Now, if we were to subtract these two values and make a LT into another frame where their lengths are equal -

This is not a correct approach. You must take into account that the second rod moves in the rest frame of the first and therefore the coordinate of the end of the second rod will depend on time (and therefore $\Delta t$). Furthermore, in order to compare the lengths in the new system you must make sure that you are looking at events that are simultaneous in that system, not in any other system such as the rest frame of one of the rods.

Does the Minkowski diagram derivation make this result trivial?

Pretty much. It is a geometrical construction.

 

[allyouneedislove]

Okay, after some more careful thought and your insight I think I understand it a little better.

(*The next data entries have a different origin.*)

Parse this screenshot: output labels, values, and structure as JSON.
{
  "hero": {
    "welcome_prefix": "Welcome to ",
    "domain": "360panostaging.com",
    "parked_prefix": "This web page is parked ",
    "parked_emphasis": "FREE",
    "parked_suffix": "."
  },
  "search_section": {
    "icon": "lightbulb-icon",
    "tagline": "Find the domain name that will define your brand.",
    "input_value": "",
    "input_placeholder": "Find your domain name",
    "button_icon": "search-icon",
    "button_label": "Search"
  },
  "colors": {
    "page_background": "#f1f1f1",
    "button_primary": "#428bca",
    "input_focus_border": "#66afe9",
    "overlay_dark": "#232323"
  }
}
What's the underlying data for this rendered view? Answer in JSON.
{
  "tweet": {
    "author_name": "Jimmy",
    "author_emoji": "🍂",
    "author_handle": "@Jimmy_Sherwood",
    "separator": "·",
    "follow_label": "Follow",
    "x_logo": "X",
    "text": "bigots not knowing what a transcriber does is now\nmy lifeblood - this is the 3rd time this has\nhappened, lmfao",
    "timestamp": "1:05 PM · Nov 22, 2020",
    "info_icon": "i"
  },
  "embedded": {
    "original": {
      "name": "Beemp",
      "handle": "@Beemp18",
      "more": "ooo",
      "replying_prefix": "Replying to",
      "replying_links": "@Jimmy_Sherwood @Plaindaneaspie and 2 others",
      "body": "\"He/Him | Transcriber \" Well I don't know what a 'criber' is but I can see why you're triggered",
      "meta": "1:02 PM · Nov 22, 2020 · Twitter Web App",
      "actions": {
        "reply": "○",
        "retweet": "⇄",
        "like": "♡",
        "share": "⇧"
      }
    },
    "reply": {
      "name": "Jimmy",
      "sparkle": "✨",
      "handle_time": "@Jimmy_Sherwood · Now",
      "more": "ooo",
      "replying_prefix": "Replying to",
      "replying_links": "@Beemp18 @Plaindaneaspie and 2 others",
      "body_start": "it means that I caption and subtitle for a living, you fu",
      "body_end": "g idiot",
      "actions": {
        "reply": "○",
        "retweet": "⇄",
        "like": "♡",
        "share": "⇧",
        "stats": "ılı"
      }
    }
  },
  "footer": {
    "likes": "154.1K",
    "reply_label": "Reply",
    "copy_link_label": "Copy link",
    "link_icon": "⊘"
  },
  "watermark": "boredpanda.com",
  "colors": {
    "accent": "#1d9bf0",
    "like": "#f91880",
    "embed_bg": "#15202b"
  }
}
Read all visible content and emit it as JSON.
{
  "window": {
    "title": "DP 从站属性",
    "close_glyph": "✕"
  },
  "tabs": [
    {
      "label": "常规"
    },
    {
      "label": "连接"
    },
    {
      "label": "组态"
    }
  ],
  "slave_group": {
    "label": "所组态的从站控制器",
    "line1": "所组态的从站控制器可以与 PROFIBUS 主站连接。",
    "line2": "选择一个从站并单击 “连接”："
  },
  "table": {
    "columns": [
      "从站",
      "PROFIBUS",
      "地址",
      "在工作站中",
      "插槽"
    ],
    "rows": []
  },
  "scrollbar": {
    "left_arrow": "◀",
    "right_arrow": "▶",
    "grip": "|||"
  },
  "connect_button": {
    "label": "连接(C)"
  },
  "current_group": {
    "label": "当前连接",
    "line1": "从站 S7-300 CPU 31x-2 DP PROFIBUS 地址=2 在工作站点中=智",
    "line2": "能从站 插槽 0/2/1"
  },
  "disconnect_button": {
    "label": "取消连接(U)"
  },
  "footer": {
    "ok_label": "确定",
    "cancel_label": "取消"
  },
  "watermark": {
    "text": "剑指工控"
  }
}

I do want to try the geometrical construction at some point, but I would want to solve it algebraically first. Would I be solving the system $l_2 \gamma(v'-v) = l_1 \gamma(v')$ for $v'$? I'm thinking that since both rods and the unique frame lie along the same axis, $l_2$ would be contracted by a smaller value than would $l_1$. Their lengths would be measured simultaneously in $S'$ and we could just set them equal to each other and solve for $v'$?

 

[Orodruin]

You seem to be assuming that velocities add "normally". This is not the case, you need to use relativistic velocity addition if you are going to take that approach.

 

[allyouneedislove]

Okay, so I managed to derive it algebraically after seeing my error of not transforming the relative velocity. Do you have any hints for deriving it using the Minkowski diagram?